• Le choc des cultures

    — Quand il arrive dans notre pays, le voyageur est souvent étonné par la durée du jour et celle de la nuit. Je crois vous avoir déjà dit que depuis toujours, les deux entités ne se sont jamais disputé l’espace. Une fois pour toutes, elles règnent douze heures chacune, proximité de l’équateur oblige. Cela ne nous empêche pas de comprendre que les visiteurs peuvent être surpris, puisque sous leurs latitudes, le jour, en certaines saisons, refuse de se retirer, et que la nuit n’en a pas encore terminé avec ses rêves, que l’aube nouvelle, pressée de s’affirmer, blanchie les nuances des ténèbres.

    En regardant la photo, il ne faut donc pas se fier aux apparences. Le soir est à peine dessiné dans le ciel, que le voilà déjà sur le seuil de vos demeures et qu’en une enjambée, il vous suit jusqu’au fond des carbets. C’est l’instant que choisit le monde pour s’apaiser et oublier toutes les misères de la région ; l’heure où les larmes peuvent enfin trouver le chemin du sol, car personne ne les remarquera.

    Au cours de la vie, il y a des moments où l’homme doit savoir partager tous les éléments qui font la société, avec d’autres, plus intimes. Mais il doit aussi apprendre à garder pour lui les sentiments qui vont chercher au fond des corps le précieux liquide, qui perle sous les paupières.

    Alors que les ténèbres enveloppent le monde et ses richesses, vers la place du village, nous convergeons vers le carbet central pour écouter les décisions des anciens. Ces temps derniers, on se réunit plus souvent que de coutume, car notre peuple traverse une période de crise qui n’en finit pas de s’allonger. Les générations nouvelles rentrent maintenant en conflit avec les précédentes et parfois ont le plus grand mal à se comprendre.

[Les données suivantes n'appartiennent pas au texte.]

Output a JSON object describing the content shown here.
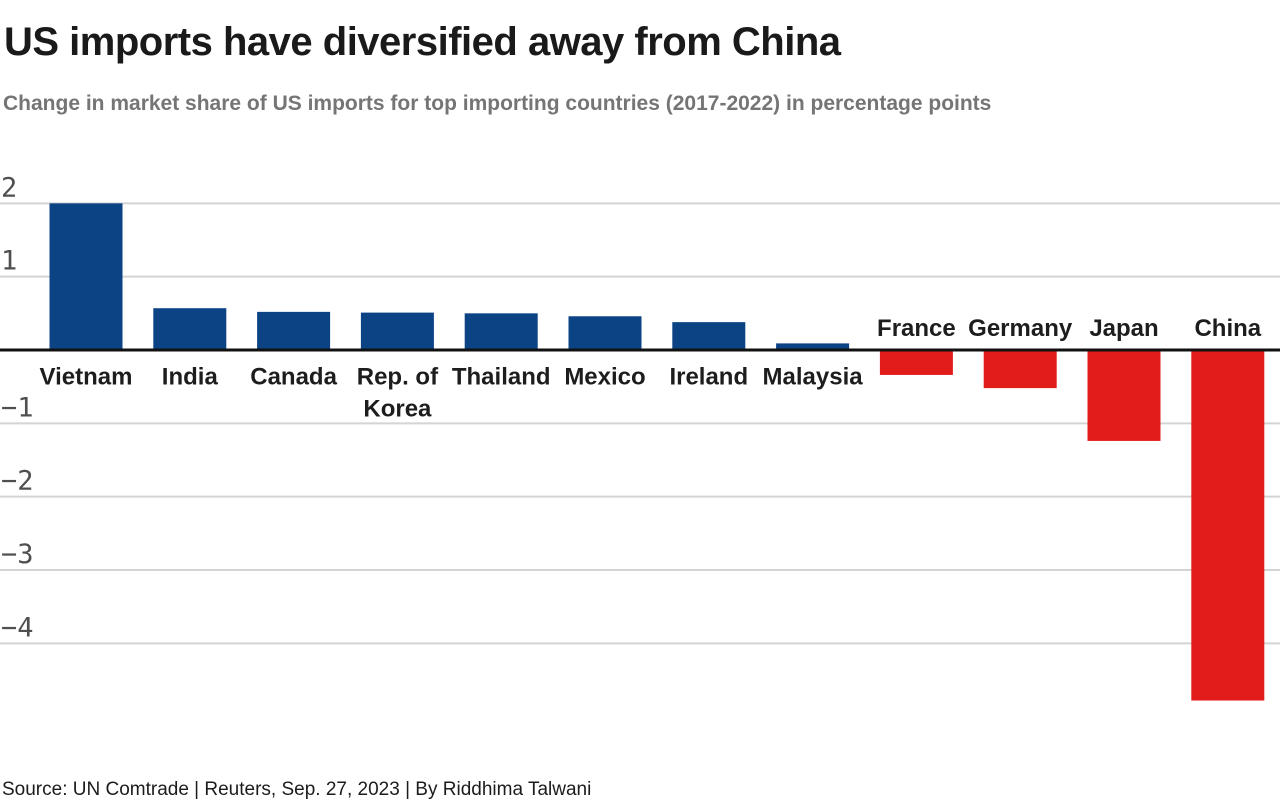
{
  "page": {
    "title": "US imports have diversified away from China",
    "subtitle": "Change in market share of US imports for top importing countries (2017-2022) in percentage points"
  },
  "footer": {
    "text": "Source: UN Comtrade | Reuters, Sep. 27, 2023 | By Riddhima Talwani"
  },
  "colors": {
    "positive": "#0b4385",
    "negative": "#e21b1b",
    "gridline": "#d4d4d4",
    "zero_line": "#111111",
    "tick_label": "#4f4f4f",
    "category_label": "#1d1d1d",
    "title": "#1a1a1a",
    "subtitle": "#757575"
  },
  "chart_data": {
    "type": "bar",
    "title": "US imports have diversified away from China",
    "subtitle": "Change in market share of US imports for top importing countries (2017-2022) in percentage points",
    "categories": [
      "Vietnam",
      "India",
      "Canada",
      "Rep. of Korea",
      "Thailand",
      "Mexico",
      "Ireland",
      "Malaysia",
      "France",
      "Germany",
      "Japan",
      "China"
    ],
    "display_labels": [
      "Vietnam",
      "India",
      "Canada",
      "Rep. of\nKorea",
      "Thailand",
      "Mexico",
      "Ireland",
      "Malaysia",
      "France",
      "Germany",
      "Japan",
      "China"
    ],
    "values": [
      2.0,
      0.57,
      0.52,
      0.51,
      0.5,
      0.46,
      0.38,
      0.09,
      -0.34,
      -0.52,
      -1.24,
      -4.78
    ],
    "yticks": [
      {
        "value": 2,
        "label": "2"
      },
      {
        "value": 1,
        "label": "1"
      },
      {
        "value": -1,
        "label": "−1"
      },
      {
        "value": -2,
        "label": "−2"
      },
      {
        "value": -3,
        "label": "−3"
      },
      {
        "value": -4,
        "label": "−4"
      }
    ],
    "ylim": [
      -5.1,
      2.55
    ],
    "xlabel": "",
    "ylabel": "",
    "unit": "percentage points",
    "grid": true,
    "legend": false,
    "zero_line": true,
    "positive_color": "#0b4385",
    "negative_color": "#e21b1b",
    "source": "Source: UN Comtrade | Reuters, Sep. 27, 2023 | By Riddhima Talwani"
  }
}
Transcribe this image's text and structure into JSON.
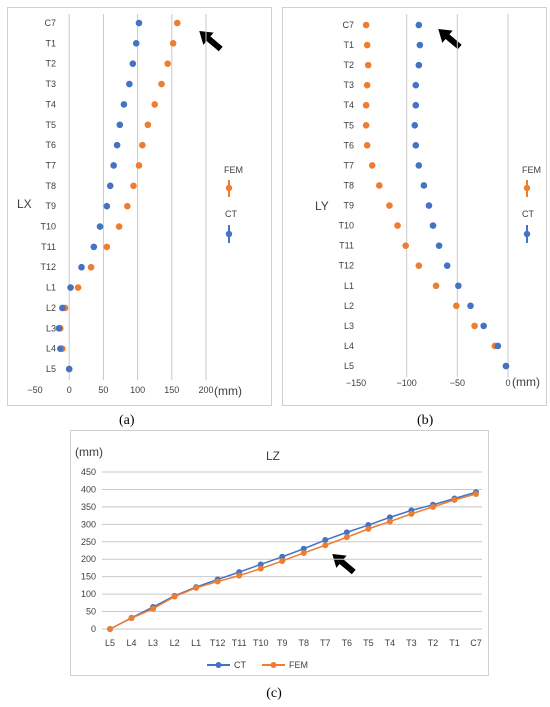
{
  "colors": {
    "ct": "#4472c4",
    "fem": "#ed7d31",
    "arrow": "#000000"
  },
  "chart_data": [
    {
      "type": "scatter",
      "title": "",
      "panel_label": "(a)",
      "axis_label": "LX",
      "unit_label": "(mm)",
      "xlim": [
        -50,
        200
      ],
      "x_ticks": [
        "−50",
        "0",
        "50",
        "100",
        "150",
        "200"
      ],
      "categories": [
        "C7",
        "T1",
        "T2",
        "T3",
        "T4",
        "T5",
        "T6",
        "T7",
        "T8",
        "T9",
        "T10",
        "T11",
        "T12",
        "L1",
        "L2",
        "L3",
        "L4",
        "L5"
      ],
      "series": [
        {
          "name": "CT",
          "values": [
            102,
            98,
            93,
            88,
            80,
            74,
            70,
            65,
            60,
            55,
            45,
            36,
            18,
            2,
            -10,
            -15,
            -13,
            0
          ]
        },
        {
          "name": "FEM",
          "values": [
            158,
            152,
            144,
            135,
            125,
            115,
            107,
            102,
            94,
            85,
            73,
            55,
            32,
            13,
            -6,
            -13,
            -10,
            0
          ]
        }
      ],
      "annotation": "arrow points to C7"
    },
    {
      "type": "scatter",
      "title": "",
      "panel_label": "(b)",
      "axis_label": "LY",
      "unit_label": "(mm)",
      "xlim": [
        -150,
        0
      ],
      "x_ticks": [
        "−150",
        "−100",
        "−50",
        "0"
      ],
      "categories": [
        "C7",
        "T1",
        "T2",
        "T3",
        "T4",
        "T5",
        "T6",
        "T7",
        "T8",
        "T9",
        "T10",
        "T11",
        "T12",
        "L1",
        "L2",
        "L3",
        "L4",
        "L5"
      ],
      "series": [
        {
          "name": "CT",
          "values": [
            -88,
            -87,
            -88,
            -91,
            -91,
            -92,
            -91,
            -88,
            -83,
            -78,
            -74,
            -68,
            -60,
            -49,
            -37,
            -24,
            -10,
            -2
          ]
        },
        {
          "name": "FEM",
          "values": [
            -140,
            -139,
            -138,
            -139,
            -140,
            -140,
            -139,
            -134,
            -127,
            -117,
            -109,
            -101,
            -88,
            -71,
            -51,
            -33,
            -13,
            -2
          ]
        }
      ],
      "annotation": "arrow points to C7"
    },
    {
      "type": "line",
      "title": "LZ",
      "panel_label": "(c)",
      "ylabel": "(mm)",
      "ylim": [
        0,
        450
      ],
      "y_ticks": [
        "0",
        "50",
        "100",
        "150",
        "200",
        "250",
        "300",
        "350",
        "400",
        "450"
      ],
      "categories": [
        "L5",
        "L4",
        "L3",
        "L2",
        "L1",
        "T12",
        "T11",
        "T10",
        "T9",
        "T8",
        "T7",
        "T6",
        "T5",
        "T4",
        "T3",
        "T2",
        "T1",
        "C7"
      ],
      "series": [
        {
          "name": "CT",
          "values": [
            0,
            32,
            63,
            95,
            120,
            142,
            163,
            185,
            207,
            230,
            255,
            277,
            298,
            320,
            340,
            356,
            374,
            392
          ]
        },
        {
          "name": "FEM",
          "values": [
            0,
            31,
            58,
            93,
            118,
            136,
            153,
            173,
            195,
            218,
            240,
            263,
            287,
            308,
            330,
            350,
            370,
            387
          ]
        }
      ],
      "legend_position": "bottom",
      "annotation": "arrow points to T7"
    }
  ]
}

    Je vous en ai déjà parlé. Chez nous, l’oralité était la façon traditionnelle de transmettre le savoir. Leur histoire ne sommeille pas dans des ouvrages poussiéreux sur des étagères oubliées. Elle se vit et se partage au présent. Nos sages sont là pour protéger l’essentiel et l’inculquer aux enfants qui auront soin de le conserver. La méthode était efficace, car elle a traversé les siècles sans jamais en perdre aucun mot, jusqu’au jour où les envahisseurs crûrent bon de changer les règles. Mais, comme le soleil qui ne nous envoie que quelques rayons, ils sont suffisants pour générer la vie, serait-il venu à l’idée de quelqu’un d’essayer de l’éteindre ? Le chaman enseigne à celui qu’il choisit les secrets de la pharmacopée et pour tout le reste de l’existence de la communauté, ce sont les petites mains qui font vivre la ruche. C’est à l’instant où l’oiseau vient de se poser que l’on peut le mieux décrire ses couleurs et son chant. Quand il s’est envolé, il est alors trop tard pour parler de lui.

    Ce que nous devons savoir des temps écoulés, nos anciens étaient là pour y faire référence et nous l’enseigner quand le besoin s’en faisait sentir. Le passé est fait pour résider en nos mémoires. Nous ne pouvons vivre avec lui sur nos épaules. Elles sont faites pour diriger nos bras qui s’y rattachent afin de défricher un nouvel abattis avant que le précédent se soit épuisé.

    J’en ai déjà parlé certes, mais je ne sais pas si nous ne devons pas insister sur le fait que notre jeunesse depuis qu’elle se rend dans les écoles, a le cœur partagé entre les cultures et qu’elle se trouve complètement déstabilisée. En la regardant évoluer avec la plus grande attention, nous avons le sentiment que c’est sa façon de vivre et son esprit que nous essayons de lui voler. Chaque fois que l’on enseigne aux fils de la forêt une histoire qui ne la concerne pas, c’est tout un pan de sa vie qui s’écroule dans la poussière où elle n’a pas le temps de s’inscrire, balayé immédiatement par un vent sournois.

    Cependant, en dépit de toutes les considérations, supporterez-vous que je vous dise ce qui les blesse le plus en dehors des postures et des réflexions ?

    C’est quand le monde se lamente haut et fort, lorsqu’il constate qu’une espèce végétale ou animale est en voie de disparition, tandis qu’il reste indifférent à l’extinction des peuples premiers.

    Le temps d’échanger quelques mots et voilà que la nuit est maintenant parfaitement installée. Nous ne devons pas la troubler avec nos lamentations. Elle ne nous appartient pas ; elle est réservée aux âmes de nos anciens qui viennent à travers elle nous apporter conseil et réconfort. Demain sera un jour nouveau et si vous le désirez, nous pourrons encore parler de leur histoire. Elle sera ce que le jour voudra qu’elle soit et aucun d’entre eux ne fera rien pour entraver son avènement.